Lamskerrie uit ‘n Karoo Kombuis – van een huiskok aan ‘n ander

  1. In a large pot or Dutch oven, heat cooking oil over medium heat. Brown the lamb pieces in batches until they develop a golden crust. Remove and set aside.
  2. In the same pot, add a bit more oil if needed. Sauté the chopped onions until they become translucent.
  3. Add minced garlic and grated ginger to the onions. Cook for 1-2 minutes until fragrant.
  4. Stir in the curry powder, ground cumin, ground coriander, turmeric, and paprika. Cook for an additional 2-3 minutes to toast the spices.
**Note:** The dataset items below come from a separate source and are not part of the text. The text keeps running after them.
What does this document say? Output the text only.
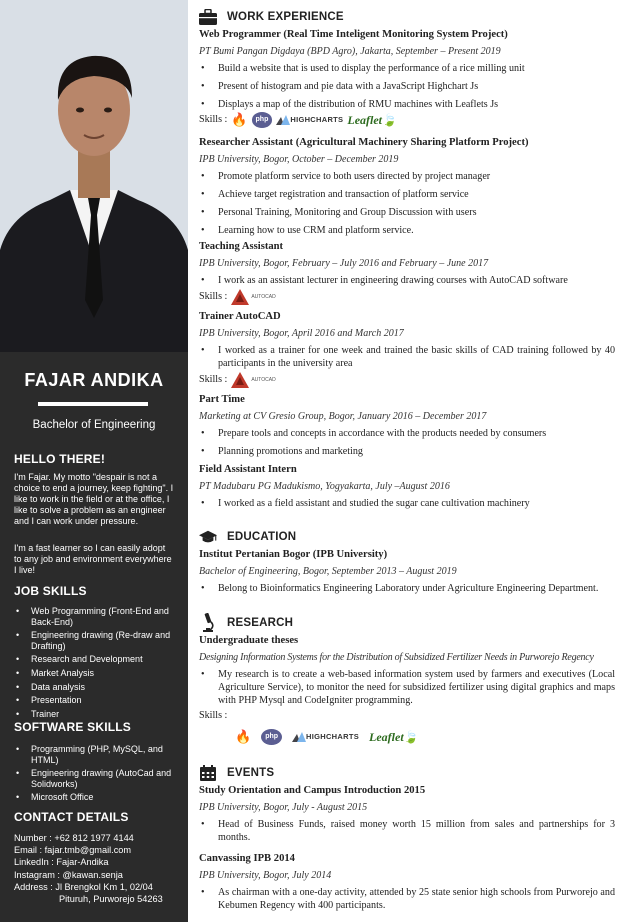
FAJAR ANDIKA
Bachelor of Engineering
HELLO THERE!
I'm Fajar. My motto "despair is not a choice to end a journey, keep fighting". I like to work in the field or at the office, I like to solve a problem as an engineer and I can work under pressure.
I'm a fast learner so I can easily adopt to any job and environment everywhere I live!
JOB SKILLS
• Web Programming (Front-End and Back-End)
• Engineering drawing (Re-draw and Drafting)
• Research and Development
• Market Analysis
• Data analysis
• Presentation
• Trainer
SOFTWARE SKILLS
• Programming (PHP, MySQL, and HTML)
• Engineering drawing (AutoCad and Solidworks)
• Microsoft Office
CONTACT DETAILS
Number : +62 812 1977 4144
Email : fajar.tmb@gmail.com
LinkedIn : Fajar-Andika
Instagram : @kawan.senja
Address : Jl Brengkol Km 1, 02/04
Pituruh, Purworejo 54263
WORK EXPERIENCE
Web Programmer (Real Time Inteligent Monitoring System Project)
PT Bumi Pangan Digdaya (BPD Agro), Jakarta, September – Present 2019
• Build a website that is used to display the performance of a rice milling unit
• Present of histogram and pie data with a JavaScript Highchart Js
• Displays a map of the distribution of RMU machines with Leaflets Js
Skills : 🔥	php	HIGHCHARTS Leaflet 🍃
Researcher Assistant (Agricultural Machinery Sharing Platform Project)
IPB University, Bogor, October – December 2019
• Promote platform service to both users directed by project manager
• Achieve target registration and transaction of platform service
• Personal Training, Monitoring and Group Discussion with users
• Learning how to use CRM and platform service.
Teaching Assistant
IPB University, Bogor, February – July 2016 and February – June 2017
• I work as an assistant lecturer in engineering drawing courses with AutoCAD software
Skills :	AUTOCAD
Trainer AutoCAD
IPB University, Bogor, April 2016 and March 2017
• I worked as a trainer for one week and trained the basic skills of CAD training followed by 40 participants in the university area
Skills :	AUTOCAD
Part Time
Marketing at CV Gresio Group, Bogor, January 2016 – December 2017
• Prepare tools and concepts in accordance with the products needed by consumers
• Planning promotions and marketing
Field Assistant Intern
PT Madubaru PG Madukismo, Yogyakarta, July –August 2016
• I worked as a field assistant and studied the sugar cane cultivation machinery
EDUCATION
Institut Pertanian Bogor (IPB University)
Bachelor of Engineering, Bogor, September 2013 – August 2019
• Belong to Bioinformatics Engineering Laboratory under Agriculture Engineering Department.
RESEARCH
Undergraduate theses
Designing Information Systems for the Distribution of Subsidized Fertilizer Needs in Purworejo Regency
• My research is to create a web-based information system used by farmers and executives (Local Agriculture Service), to monitor the need for subsidized fertilizer using digital graphics and maps with PHP Mysql and CodeIgniter programming.
Skills :
🔥	php	HIGHCHARTS Leaflet 🍃
EVENTS
Study Orientation and Campus Introduction 2015
IPB University, Bogor, July - August 2015
• Head of Business Funds, raised money worth 15 million from sales and partnerships for 3 months.
Canvassing IPB 2014
IPB University, Bogor, July 2014
• As chairman with a one-day activity, attended by 25 state senior high schools from Purworejo and Kebumen Regency with 400 participants.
  1. Add the browned lamb back to the pot. Add cinnamon stick, cloves, cardamom pods, and bay leaves. Mix well to coat the lamb with the spices.
  2. Pour in the diced tomatoes, tomato paste, potatoes, and carrots. Stir to combine.
  3. Add the broth to the pot, ensuring that the ingredients are well-covered. Bring the mixture to a boil.
  4. Reduce the heat to low, cover the pot, and let it simmer for 1.5 to 2 hours or until the lamb is tender and the flavors have melded.
  1. Season the curry with salt and black pepper to taste. Adjust the curry powder if you prefer more heat.
  2. Garnish the Lamskerrie with fresh coriander leaves before serving.

Serve the Lamskerrie over rice or with your favorite bread. Enjoy the rich and aromatic flavors of this Karoo-inspired lamb curry!